Das Rennen startete und war bereits nach wenigen Sekunden wieder beendet. Claudia hatte dies gar nicht so schnell mitbekommen. Sie nahm die Fernbedienung und erhöhte die Lautstärke, vielleicht würde der Reporter ihr erklären, was genau geschehen war.
„Sprint-Superstar Usain Bolt hat seinen Titel von 2008 verteidigt. Der Jamaikaner gewann in 9,63 Sekunden. Die zweitbeste jemals gelaufene Zeit bedeutete zugleich einen neuen olympischen Rekord. Als Zweiter kam Yohan Blake in 9,75 Sekunden in das Ziel. Der US-Amerikaner Justin Gatlin lief in 9,79 Sekunden zu Bronze. Damit sind die drei Top-Favoriten auf dem Treppchen gelandet. Bitter lief das Rennen für Tyson Gay, dem am Ende eine hundertstel Sekunde zum dritten Platz fehlte.“
Der Jamaikaner Usain Bolt lief gerade mit seiner Landesflagge durch das Stadion. Claudia beobachtete fasziniert die Begeisterung der Zuschauer, weil gerade ein Mensch einhundert Meter weit gelaufen ist. Sie konnte diesen Wahnsinn nicht verstehen. Aber die Athleten erregten sie sexuell. Sie konnte den Blick kaum von den engen Sporthosen abwenden, unter dessen Stoff sich die Genitalien der Männer abzeichneten.
„Wer hat gewonnen?“
Der plötzliche Klang einer Stimme ließ sie zusammenzucken. Fast wäre sie vom Bürostuhl gefallen. Vor lauter Olympia im Fernsehen schauen, hatte sie nicht gehört, dass jemand auf die Station gekommen war.
Sie blickte hoch und sah einen Mann und eine junge Frau hinter der Empfangstheke stehen.
„Was ist? Wer hat jetzt gewonnen, oder hast du das Rennen verschlafen?“, fragte der junge Mann mit einem spöttischen Ton in seiner Stimme.
Claudia stotterte nur „Bolt“. Mehr brachte sie nicht hervor, denn sie erkannte den jungen Mann sofort wieder.
Nie würde sie diese Augen vergessen. Es war Martin Seidl, der Neffe von Onkel Paul.
Die Vergangenheit kam zurück!
Bis vor zwei Monaten hatte Claudia einen attraktiven Nebenverdienst. Sie bestahl das Krankenhaus und verkaufte die Medikamente an eine ältere nette Dame. Jedoch wurde sie auf frischer Tat von einem Patienten auf ihrer Station ertappt. Dieser verlangte für sein Schweigen sexuelle Gegenleistungen.
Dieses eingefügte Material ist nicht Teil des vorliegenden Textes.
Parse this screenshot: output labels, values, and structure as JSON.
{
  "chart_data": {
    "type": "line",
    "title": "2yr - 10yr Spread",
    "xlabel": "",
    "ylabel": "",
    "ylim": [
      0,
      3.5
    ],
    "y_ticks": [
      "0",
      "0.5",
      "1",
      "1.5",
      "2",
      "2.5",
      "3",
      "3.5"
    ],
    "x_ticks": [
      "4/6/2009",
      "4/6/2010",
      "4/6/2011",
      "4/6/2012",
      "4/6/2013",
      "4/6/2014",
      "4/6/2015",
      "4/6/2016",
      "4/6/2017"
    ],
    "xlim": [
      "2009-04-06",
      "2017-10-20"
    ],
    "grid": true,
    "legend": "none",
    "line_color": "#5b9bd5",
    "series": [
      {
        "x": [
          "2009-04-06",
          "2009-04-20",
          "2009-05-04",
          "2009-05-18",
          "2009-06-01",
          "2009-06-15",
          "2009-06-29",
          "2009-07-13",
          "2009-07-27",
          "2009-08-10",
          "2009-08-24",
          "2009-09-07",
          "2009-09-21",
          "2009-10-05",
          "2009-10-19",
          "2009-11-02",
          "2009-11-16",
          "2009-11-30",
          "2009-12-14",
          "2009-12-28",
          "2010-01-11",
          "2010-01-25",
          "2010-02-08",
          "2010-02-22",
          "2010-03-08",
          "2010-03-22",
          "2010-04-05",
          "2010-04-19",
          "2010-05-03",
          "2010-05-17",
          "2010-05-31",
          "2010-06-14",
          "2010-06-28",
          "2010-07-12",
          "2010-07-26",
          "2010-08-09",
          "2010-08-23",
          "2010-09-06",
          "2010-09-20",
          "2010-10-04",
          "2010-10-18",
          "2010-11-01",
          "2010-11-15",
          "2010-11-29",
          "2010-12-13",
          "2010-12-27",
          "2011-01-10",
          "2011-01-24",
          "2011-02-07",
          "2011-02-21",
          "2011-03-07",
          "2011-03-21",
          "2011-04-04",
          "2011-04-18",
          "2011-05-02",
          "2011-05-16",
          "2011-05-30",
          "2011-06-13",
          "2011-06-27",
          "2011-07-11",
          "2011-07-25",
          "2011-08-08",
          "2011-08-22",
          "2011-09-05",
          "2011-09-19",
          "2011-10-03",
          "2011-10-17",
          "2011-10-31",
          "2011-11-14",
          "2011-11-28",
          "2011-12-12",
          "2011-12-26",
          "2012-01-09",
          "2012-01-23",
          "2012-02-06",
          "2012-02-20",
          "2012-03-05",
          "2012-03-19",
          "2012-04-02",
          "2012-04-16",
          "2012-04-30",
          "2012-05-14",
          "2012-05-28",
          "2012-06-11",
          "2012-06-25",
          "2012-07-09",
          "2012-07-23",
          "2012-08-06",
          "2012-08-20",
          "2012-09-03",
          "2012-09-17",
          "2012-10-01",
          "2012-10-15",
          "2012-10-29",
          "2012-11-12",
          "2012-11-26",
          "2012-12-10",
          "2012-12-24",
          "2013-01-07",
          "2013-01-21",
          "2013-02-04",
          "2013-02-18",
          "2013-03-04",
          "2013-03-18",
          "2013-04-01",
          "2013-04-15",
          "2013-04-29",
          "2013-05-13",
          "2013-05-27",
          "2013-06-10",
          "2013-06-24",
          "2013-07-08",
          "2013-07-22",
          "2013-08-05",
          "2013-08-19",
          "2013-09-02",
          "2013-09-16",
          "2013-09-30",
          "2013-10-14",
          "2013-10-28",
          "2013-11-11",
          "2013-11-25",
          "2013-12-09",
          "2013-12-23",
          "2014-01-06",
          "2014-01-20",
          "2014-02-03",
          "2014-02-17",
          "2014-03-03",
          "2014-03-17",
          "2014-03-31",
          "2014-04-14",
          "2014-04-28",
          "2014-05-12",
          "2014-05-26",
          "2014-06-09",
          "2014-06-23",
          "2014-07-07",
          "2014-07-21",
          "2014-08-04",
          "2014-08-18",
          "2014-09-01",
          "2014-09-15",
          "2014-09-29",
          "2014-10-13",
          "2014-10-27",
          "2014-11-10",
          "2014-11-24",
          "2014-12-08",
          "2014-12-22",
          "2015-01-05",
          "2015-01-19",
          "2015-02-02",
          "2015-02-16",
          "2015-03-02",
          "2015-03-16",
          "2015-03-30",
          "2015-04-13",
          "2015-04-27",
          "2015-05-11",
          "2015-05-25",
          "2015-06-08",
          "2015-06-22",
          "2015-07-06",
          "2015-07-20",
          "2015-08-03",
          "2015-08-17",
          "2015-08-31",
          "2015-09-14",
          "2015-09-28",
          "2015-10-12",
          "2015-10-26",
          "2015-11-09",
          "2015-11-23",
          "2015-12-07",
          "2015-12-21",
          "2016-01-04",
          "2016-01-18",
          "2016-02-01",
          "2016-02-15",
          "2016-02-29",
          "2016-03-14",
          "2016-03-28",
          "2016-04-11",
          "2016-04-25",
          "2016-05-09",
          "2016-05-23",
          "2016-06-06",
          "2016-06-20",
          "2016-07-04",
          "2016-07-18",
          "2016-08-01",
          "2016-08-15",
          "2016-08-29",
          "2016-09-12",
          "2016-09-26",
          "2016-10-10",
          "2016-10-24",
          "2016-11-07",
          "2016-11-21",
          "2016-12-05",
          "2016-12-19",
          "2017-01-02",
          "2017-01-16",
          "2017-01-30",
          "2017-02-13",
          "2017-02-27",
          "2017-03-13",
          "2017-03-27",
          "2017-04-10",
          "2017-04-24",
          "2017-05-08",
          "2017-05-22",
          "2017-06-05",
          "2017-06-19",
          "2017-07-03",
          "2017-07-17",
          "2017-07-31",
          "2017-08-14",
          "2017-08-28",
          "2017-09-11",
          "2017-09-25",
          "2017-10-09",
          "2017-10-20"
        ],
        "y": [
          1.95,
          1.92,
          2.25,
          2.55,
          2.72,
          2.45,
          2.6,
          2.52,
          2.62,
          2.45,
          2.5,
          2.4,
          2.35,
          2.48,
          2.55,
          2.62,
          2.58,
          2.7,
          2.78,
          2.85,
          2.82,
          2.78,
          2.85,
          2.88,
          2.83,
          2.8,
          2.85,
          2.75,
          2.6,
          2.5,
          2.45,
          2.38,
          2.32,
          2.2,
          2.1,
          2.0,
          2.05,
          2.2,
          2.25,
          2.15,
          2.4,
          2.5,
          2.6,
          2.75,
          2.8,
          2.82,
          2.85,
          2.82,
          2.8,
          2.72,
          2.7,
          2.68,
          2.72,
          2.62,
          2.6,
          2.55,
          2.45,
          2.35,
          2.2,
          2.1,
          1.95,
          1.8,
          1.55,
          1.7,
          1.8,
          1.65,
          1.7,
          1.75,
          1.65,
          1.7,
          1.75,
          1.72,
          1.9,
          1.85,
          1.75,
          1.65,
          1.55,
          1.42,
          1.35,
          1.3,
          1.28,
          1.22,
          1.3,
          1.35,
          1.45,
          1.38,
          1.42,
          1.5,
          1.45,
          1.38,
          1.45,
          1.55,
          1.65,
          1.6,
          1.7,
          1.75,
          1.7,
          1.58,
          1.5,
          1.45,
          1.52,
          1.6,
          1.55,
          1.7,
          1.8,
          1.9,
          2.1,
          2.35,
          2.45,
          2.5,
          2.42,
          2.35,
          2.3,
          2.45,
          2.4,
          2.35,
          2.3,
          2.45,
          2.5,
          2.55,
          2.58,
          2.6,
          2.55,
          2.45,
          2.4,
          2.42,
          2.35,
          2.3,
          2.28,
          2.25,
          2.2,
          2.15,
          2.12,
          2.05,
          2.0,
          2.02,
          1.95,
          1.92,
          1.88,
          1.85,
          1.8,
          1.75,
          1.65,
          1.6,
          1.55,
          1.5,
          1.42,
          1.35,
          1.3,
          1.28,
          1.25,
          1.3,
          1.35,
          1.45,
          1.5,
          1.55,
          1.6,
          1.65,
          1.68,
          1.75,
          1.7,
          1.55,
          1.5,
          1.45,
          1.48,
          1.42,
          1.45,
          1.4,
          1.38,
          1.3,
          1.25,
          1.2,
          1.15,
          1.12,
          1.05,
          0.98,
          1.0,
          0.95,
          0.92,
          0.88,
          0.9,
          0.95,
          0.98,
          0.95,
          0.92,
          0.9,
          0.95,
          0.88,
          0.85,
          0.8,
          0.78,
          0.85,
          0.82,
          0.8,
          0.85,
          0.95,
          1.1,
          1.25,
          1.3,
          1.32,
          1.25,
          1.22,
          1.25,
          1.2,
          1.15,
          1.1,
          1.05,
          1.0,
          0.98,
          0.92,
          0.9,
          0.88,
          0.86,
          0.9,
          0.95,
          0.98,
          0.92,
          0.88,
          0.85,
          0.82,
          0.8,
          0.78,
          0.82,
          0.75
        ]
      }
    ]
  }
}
Nachdem dieser Patient entlassen worden war, hatte Claudia gehofft, dass die Erpressung beendet war.
Aber sie hatte sich geirrt! Der Patient hatte die Beweise an seinen Neffen Martin Seidl weitergereicht.
„Was willst du, Martin?“, antwortete die Nachtschwester schockiert.
„Hat nun Usain Bolt gewonnen?“, erkundigte er sich nochmals in einem lässigen Ton.
Claudia nickte mit dem Kopf.
„Kennst du auch seine Zeit?“ fragte er weiter.
„Ich glaube, es waren weniger als zehn Sekunden“, antwortete die Nachtschwester.
„Blöde Kuh“, sagte Martin leicht säuerlich. „Genauer geht es nicht?“
„Das ist doch jetzt völlig egal“, meinte die junge Frau an seiner Seite, die leicht genervt wirkte.
Claudia drehte ihren Kopf. Das Mädchen konnte höchstens achtzehn Jahre alt sein, wirkte jedoch sehr selbstbewusst. Martin lächelte seine Partnerin zärtlich an.
„Darf ich die Damen bekannt machen“, erklärte Martin.